In many situations legal systems use ambiguous standards and moral language in instructing people to behave. In the realm of the common law, much of this ambiguous, morally inflected legal component is associated with “equity.” In civil law systems, something similar goes under the banner of “abuse of right” or “abuse of law.” According to this approach, part of the presumed advantage of equity is related to its ability to prevent opportunism by limiting the ability of people to exploit loopholes in specific rules to their advantage. Most of the current research on ambiguity and vagueness in the law follows a rational choice approach, where ambiguity is expected to increase the cost of deciding how to behave. This increase in the cost of learning on how to behave is intended to nudge people toward greater compliance, assuming a certain risk aversion on their part. Another assumption of this perspective is that ambiguity is more likely to harm opportunistic and "bad" individuals than "good" people because the former have greater difficulty circumventing an ambiguous law.

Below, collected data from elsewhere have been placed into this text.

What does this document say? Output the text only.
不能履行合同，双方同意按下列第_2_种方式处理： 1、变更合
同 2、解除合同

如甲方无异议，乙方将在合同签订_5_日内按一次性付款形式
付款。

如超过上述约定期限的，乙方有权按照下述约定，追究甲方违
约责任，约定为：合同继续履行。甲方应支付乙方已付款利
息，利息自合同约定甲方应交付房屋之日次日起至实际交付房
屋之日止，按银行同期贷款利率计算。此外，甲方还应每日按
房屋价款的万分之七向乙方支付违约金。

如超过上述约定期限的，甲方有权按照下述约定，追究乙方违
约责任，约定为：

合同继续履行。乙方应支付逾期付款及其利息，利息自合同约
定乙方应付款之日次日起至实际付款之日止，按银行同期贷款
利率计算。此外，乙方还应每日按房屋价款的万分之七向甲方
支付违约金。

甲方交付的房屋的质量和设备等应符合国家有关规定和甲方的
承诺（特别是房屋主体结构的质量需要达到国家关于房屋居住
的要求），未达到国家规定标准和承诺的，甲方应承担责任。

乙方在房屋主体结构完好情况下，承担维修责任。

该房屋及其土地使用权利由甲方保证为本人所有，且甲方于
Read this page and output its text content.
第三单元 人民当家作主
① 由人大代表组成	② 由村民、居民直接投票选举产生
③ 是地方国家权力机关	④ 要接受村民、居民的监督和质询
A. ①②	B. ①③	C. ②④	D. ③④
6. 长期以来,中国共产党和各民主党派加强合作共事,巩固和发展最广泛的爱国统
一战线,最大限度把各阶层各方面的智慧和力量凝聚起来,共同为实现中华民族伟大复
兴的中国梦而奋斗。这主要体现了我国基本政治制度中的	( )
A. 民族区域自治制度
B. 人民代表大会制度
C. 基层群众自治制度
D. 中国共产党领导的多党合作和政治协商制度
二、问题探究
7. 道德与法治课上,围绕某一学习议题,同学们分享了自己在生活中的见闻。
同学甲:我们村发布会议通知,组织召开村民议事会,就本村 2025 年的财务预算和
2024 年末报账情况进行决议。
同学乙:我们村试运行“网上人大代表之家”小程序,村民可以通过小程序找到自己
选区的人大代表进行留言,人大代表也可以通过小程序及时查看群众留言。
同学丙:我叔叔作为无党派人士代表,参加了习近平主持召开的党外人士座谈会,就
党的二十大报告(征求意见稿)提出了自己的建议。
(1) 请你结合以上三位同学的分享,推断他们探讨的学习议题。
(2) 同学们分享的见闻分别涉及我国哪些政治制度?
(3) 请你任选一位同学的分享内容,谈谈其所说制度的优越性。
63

The present paper challenges these behavioral assumptions and the legal paradigms that are based on them. We use the findings of psychology, behavioral economics, and behavioral ethics to revisit three main related assumptions of the rational choice approach to equity, by developing three main points: first, not only bad people try to circumvent the law; second, behavior depends on the relationship between specificity, trust, and the type of motivation triggered; and, third, moral priming has a different effect on good versus bad people.
Based on these three modifications of rational choice assumptions about the law versus equity distinction, we suggest two normative prescriptions: first, we offer a dynamic “acoustic separation” model that attempts to examine the effect of law versus equity on both good and bad people; and second, we offer an initial taxonomy of the optimal mixture of law versus equity.